I remember when I first started my training as a junior doctor in Northampton. On my first day I remember walking into the hospital and how much it felt like being an imposter with a stethoscope. I knew it would be intense, and I knew it would be stressful, but ultimately I wanted more than anything to do my best for the patients in my care.
What I found more often during my medical career however, was the most notable challenge our staff faced, was overcoming the shortage of staff and resources required to provide the care we wanted to deliver. In particular, working in undersubscribed specialties like acute medicine or paediatrics, myself and peers find ourselves staying longer than anticipated, unable to book leave or provide the care we would want due to how few of us were on a rota.
New figures released by the British Medical Association show that this is now the rule, not the exception. The new research shows that nearly three quarters of all medical specialties had unfilled training posts in 2016, with dozens facing recruitment shortfalls year on year.
Recruitment is one part of the picture, but even more worrying is that at every stage of a doctors training, we are seeing more and people dropping off.
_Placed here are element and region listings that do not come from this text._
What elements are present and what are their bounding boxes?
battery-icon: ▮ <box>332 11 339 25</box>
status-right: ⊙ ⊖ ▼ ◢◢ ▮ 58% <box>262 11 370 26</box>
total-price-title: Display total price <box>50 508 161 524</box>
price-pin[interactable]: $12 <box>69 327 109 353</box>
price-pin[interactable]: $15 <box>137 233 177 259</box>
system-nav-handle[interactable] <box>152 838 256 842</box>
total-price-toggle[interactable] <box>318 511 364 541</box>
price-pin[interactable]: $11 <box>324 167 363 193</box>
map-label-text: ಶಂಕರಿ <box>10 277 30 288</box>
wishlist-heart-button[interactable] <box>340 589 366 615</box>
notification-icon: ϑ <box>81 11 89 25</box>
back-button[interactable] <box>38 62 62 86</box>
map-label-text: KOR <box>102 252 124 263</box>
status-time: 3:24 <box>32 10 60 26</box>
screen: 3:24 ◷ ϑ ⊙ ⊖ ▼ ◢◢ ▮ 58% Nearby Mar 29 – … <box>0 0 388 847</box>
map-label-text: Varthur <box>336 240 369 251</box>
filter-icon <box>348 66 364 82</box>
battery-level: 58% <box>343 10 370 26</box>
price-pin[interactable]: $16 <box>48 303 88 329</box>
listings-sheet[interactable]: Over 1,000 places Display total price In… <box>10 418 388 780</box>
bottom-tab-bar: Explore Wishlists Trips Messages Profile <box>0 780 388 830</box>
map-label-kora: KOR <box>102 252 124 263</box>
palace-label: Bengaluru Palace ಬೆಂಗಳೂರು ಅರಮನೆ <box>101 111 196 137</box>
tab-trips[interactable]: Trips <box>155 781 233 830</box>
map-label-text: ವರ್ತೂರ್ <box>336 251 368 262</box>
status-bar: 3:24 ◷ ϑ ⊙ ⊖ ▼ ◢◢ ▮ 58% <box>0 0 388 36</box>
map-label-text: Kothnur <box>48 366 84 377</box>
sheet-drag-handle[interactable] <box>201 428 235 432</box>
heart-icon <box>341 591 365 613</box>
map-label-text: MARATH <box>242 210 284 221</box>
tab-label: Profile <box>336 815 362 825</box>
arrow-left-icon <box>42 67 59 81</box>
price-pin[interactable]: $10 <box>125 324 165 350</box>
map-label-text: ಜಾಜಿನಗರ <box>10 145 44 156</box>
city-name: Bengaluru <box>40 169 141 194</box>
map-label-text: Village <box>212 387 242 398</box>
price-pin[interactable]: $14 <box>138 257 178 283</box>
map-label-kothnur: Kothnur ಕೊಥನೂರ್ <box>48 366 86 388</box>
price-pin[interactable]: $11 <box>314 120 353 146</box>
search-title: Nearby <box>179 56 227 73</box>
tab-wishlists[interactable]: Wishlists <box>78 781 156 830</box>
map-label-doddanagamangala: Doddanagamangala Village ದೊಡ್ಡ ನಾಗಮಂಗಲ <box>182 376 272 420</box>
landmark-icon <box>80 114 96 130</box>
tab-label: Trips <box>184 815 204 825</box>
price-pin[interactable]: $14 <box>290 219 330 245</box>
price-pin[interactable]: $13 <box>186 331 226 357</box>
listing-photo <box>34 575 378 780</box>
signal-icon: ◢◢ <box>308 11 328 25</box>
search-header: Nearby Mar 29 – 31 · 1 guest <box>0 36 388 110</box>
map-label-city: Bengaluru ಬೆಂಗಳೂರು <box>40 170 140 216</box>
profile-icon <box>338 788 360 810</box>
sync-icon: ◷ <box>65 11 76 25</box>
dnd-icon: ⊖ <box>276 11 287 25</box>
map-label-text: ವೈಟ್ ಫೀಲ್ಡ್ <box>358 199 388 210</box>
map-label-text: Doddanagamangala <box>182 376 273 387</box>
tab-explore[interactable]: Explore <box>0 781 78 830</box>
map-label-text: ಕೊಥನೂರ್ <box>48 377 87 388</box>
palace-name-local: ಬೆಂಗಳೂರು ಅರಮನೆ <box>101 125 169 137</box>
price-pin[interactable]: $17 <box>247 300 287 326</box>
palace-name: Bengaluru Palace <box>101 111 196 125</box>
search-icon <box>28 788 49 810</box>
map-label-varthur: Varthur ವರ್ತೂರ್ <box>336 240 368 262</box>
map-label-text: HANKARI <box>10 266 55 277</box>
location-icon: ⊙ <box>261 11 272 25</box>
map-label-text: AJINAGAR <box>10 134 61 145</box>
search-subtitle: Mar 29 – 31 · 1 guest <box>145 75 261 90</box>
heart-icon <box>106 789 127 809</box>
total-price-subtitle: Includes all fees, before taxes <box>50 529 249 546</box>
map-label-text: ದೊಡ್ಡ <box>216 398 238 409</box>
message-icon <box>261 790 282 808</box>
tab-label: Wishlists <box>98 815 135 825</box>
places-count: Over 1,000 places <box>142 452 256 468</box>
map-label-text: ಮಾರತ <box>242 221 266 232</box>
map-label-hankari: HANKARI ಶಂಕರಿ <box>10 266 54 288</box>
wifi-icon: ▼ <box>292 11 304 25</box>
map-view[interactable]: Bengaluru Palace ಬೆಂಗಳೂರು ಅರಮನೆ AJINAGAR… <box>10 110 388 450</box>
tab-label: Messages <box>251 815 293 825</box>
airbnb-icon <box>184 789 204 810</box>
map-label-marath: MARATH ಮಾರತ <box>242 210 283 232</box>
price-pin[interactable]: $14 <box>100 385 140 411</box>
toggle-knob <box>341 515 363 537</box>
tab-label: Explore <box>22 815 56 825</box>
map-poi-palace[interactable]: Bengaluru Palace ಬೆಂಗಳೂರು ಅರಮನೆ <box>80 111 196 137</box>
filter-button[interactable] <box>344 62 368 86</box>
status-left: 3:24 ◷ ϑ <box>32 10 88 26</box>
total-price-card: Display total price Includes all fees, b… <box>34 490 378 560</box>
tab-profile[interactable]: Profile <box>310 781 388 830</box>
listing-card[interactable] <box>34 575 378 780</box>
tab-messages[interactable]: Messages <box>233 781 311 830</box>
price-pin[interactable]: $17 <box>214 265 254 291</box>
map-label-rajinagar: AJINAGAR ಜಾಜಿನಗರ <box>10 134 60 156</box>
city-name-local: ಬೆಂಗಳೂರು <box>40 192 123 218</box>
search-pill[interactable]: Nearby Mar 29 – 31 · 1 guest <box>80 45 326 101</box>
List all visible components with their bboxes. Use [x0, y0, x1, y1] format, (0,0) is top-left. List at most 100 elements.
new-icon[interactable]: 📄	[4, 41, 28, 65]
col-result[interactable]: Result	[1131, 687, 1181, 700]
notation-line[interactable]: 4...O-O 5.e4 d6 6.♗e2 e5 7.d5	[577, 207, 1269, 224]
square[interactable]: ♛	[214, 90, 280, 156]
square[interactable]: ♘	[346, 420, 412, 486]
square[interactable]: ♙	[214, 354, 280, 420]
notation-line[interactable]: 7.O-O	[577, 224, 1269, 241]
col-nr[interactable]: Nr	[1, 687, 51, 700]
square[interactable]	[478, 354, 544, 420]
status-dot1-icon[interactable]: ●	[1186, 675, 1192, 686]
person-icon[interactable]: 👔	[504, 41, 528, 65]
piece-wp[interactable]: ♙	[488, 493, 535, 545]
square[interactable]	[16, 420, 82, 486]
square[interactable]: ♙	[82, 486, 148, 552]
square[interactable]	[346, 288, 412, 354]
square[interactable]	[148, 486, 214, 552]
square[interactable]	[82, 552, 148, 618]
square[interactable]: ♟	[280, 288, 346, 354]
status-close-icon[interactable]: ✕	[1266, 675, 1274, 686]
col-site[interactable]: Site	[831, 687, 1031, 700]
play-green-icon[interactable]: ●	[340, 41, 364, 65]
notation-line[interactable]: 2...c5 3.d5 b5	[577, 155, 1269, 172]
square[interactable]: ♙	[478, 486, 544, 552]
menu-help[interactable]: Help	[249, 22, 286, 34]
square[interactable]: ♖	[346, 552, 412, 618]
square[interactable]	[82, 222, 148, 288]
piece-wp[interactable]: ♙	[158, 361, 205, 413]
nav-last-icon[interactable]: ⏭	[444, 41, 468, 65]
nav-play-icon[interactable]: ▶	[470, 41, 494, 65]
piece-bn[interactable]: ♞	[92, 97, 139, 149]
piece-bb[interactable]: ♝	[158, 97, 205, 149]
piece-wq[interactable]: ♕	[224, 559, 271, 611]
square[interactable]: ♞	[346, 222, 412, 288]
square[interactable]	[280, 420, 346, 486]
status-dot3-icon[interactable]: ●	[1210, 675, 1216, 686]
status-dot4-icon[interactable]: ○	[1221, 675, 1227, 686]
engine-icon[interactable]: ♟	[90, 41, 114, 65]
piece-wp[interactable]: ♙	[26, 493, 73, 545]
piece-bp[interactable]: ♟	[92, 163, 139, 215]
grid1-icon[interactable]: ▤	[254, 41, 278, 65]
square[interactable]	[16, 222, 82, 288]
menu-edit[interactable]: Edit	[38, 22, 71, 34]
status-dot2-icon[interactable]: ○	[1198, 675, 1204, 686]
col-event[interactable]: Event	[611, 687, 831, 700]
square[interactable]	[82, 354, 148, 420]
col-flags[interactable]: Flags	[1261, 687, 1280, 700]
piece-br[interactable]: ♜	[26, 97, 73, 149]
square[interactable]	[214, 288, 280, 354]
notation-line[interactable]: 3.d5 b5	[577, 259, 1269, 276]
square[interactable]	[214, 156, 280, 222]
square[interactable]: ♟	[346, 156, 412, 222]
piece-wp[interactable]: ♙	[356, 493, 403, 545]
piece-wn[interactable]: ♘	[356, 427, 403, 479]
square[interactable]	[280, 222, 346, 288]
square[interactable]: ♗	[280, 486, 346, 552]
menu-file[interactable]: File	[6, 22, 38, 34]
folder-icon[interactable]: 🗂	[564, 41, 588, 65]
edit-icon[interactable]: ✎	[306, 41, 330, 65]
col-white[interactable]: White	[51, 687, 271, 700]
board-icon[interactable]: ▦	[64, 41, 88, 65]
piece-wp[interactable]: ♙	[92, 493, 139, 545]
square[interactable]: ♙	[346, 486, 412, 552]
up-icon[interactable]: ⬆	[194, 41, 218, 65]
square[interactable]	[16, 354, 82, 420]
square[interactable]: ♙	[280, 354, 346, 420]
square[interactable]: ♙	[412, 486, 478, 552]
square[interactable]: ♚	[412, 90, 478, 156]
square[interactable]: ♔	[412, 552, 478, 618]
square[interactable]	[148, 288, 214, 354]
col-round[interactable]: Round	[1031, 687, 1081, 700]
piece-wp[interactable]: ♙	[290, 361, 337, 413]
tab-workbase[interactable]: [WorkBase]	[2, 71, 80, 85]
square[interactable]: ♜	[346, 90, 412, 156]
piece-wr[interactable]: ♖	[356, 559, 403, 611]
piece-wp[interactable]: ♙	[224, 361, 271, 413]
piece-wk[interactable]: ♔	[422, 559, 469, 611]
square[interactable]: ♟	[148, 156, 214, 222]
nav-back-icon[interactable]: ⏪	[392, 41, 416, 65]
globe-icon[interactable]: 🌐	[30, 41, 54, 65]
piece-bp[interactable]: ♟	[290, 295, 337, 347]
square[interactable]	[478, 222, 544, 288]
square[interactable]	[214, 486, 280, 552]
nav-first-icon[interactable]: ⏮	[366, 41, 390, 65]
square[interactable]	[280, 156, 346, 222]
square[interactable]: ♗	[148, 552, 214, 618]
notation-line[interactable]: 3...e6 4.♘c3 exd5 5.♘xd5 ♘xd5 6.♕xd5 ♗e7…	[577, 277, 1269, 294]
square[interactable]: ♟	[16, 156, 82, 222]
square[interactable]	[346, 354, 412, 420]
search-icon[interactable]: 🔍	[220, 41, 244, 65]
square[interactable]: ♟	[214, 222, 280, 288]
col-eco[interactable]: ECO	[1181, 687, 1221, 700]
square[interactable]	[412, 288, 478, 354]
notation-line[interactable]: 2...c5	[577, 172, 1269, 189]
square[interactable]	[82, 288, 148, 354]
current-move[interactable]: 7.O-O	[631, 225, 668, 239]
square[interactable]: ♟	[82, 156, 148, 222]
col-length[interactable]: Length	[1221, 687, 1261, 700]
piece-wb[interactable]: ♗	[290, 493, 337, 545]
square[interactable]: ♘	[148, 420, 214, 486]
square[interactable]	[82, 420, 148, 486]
The number of applications to UK medical schools has decreased, people are choosing not to go into the foundation programme, and more doctors are choosing to take career breaks. We have to ask why some, who have spent many years training to become a doctor, are deciding not to continue in the profession.
There are a number of reasons for this continuing decline. Although medicine remains competitive, rising tuition fees and higher student debt could be a major factor in the decline in applications. Doctors' student debts can exceed £80,000 and most are unlikely to repay their student loans back in full.
Rising workloads, worsening morale, the NHS pay cap which has seen doctors' pay fall by up to 17 per cent in recent years, and concerns around work life balance are also likely factors contributing to doctors taking time out from training or leaving the NHS altogether. Concerns raised last year by junior doctors around patient safety, workload and morale were repeatedly ignored by the government. The result is an NHS that is now at breaking point with staff working harder than ever under increasingly difficult circumstances.
There are a number of things that can be done to help this situation. Greater career flexibility, including greater access to part time working, parental leave, more flexibility around shift patterns and better rostering practices will help boost morale and stop those who have spent a great deal of time training from leaving.
Better workforce planning and tackling rota gaps is also so important. A recent BMA survey found that two thirds of doctors reported rota gaps in the department in which they work, with trainees put under pressure to accept extra shifts and cover additional wards as a result of rota gaps. The NHS needs to be able to deliver care in different locations as required, without leaving parts of the health service inappropriately or under staffed.
We also need protect the NHS' ability to recruit valuable staff we recruit from EEA countries. The UK needs a flexible immigration system post-Brexit so that it can recruit and retain enough doctors. EU nationals make up nearly seven per cent of the UK medical workforce, any drop in numbers will only make things worse.
Ignoring this staffing crisis creates to a vicious circle, compound existing problems, adding to pressure on existing staff making them more likely to leave. On almost every front, the NHS is being asked to deliver more, with less. Less money, fewer staff, more patients. You don't need to be a genius to work out this isn't sustainable and that something has got to give.
Short-term solutions to increasing demand, like using more agency staff or outsourcing work to the private sector, will plug holes in the service, but will ultimately lead to bigger financial problems in the future. We need urgent investment in health and social care, and a long-term plan to protect patients enduring some of the worst conditions in decades. Having fewer doctors progressing through training, at a time when demand on NHS services is growing, will be bad for not only doctors, but our patients too.